Strange behavior of `ifort`

RonShepard · December 6, 2022, 3:59am

In hindsight, that was not the best term. Since you have looked up the definition, you can see that it is often associated with an intentional distraction, and I did not mean to imply that. I only meant that while IEEE would indeed address the issue of reproducibility, there are many other circumstances short of full IEEE compliance where a programmer would still expect x*r to evaluate to the same value.

This reminds me of something I remember from the 1980s with CRAY arithmetic. I think the story was that there was a multiplication instruction involving a scalar register and a vector register address, and the result of that multiplication was different if the two values were switched. The brief description of this was that multiplication was not commutative, which is one possibility for what is happening in this thread.

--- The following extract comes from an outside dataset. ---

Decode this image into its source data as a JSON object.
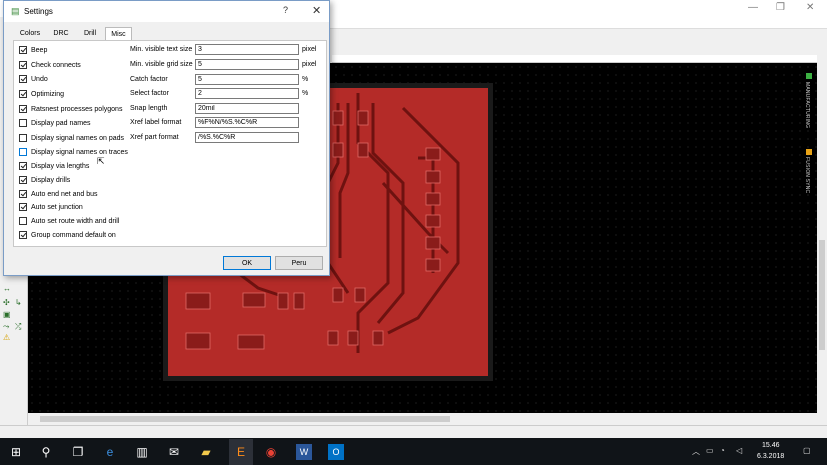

Something else that is related to this discussion is that some computers do not have a floating point divide instruction. They instead do a table lookup of the leading mantissa bits and then two or three multiplications within a Newton iteration to compute the reciprocal. Some computers (I think the Cray-1 was one), did just two Newton steps, leaving some low-order bits incorrect for some fp values. This is why results computed with a reciprocal approximation might be different from those computed with a divide instruction. However, as discussed above, that would not explain why two evaluations of the same x*r value would differ, it would only explain why x/y is different from x*r.

everythingfunctional · December 6, 2022, 2:19pm

zaikunzhang:

would it be acceptable as the default behavior of the compiler that
f(a, b) == f(a, b)
sometimes produces .TRUE. but sometimes produces .FALSE. (without getting NaN involved) with an intrinsic procedure f that is deterministic by nature?

I would say that, given your constraints that the function is deterministic in nature (i.e. depends only on its inputs), two identical expressions should evaluate to identical values. However, things get tricky if what you really mean is two expressions using identical values should always produce the same identical value. For example

a = 2.0
b = 3.0
call foo(a, b)
contains
subroutine foo(a, b)
parameter rhs = f(2.0, 3.0)
print *, f(a, b) == rhs
end subroutine
end

do you expect that to always print T no matter what? If the answer is yes, then what you are saying is that the compiler must always emit the exact same set of instructions for evaluating f at run time as it used to evaluate f at compile time. That would eliminate whole classes of potential optimizations.

zaikunzhang · December 6, 2022, 3:09pm

everythingfunctional:

a = 2.0
b = 3.0
call foo(a, b)
contains
subroutine foo(a, b)
parameter rhs = f(2.0, 3.0)
print *, f(a, b) == rhs
end subroutine
end
do you expect that to always print T no matter what? If the answer is yes, then what you are saying is that the compiler must always emit the exact same set of instructions for evaluating f at run time as it used to evaluate f at compile time. That would eliminate whole classes of potential optimizations.

Yes, I agree that the f(2.0, 3.0) computed during compilation (if possible) does not need to be identical to f(a, b) with a=2.0 and b=3.0 computed at runtime.

However, if both a and b are undecidable during compilation time, and both sides of f(a, b) == f(a,b) are computed during runtime, I still think that this expression should always return .TRUE. (assuming no randomness, no NaN, etc.).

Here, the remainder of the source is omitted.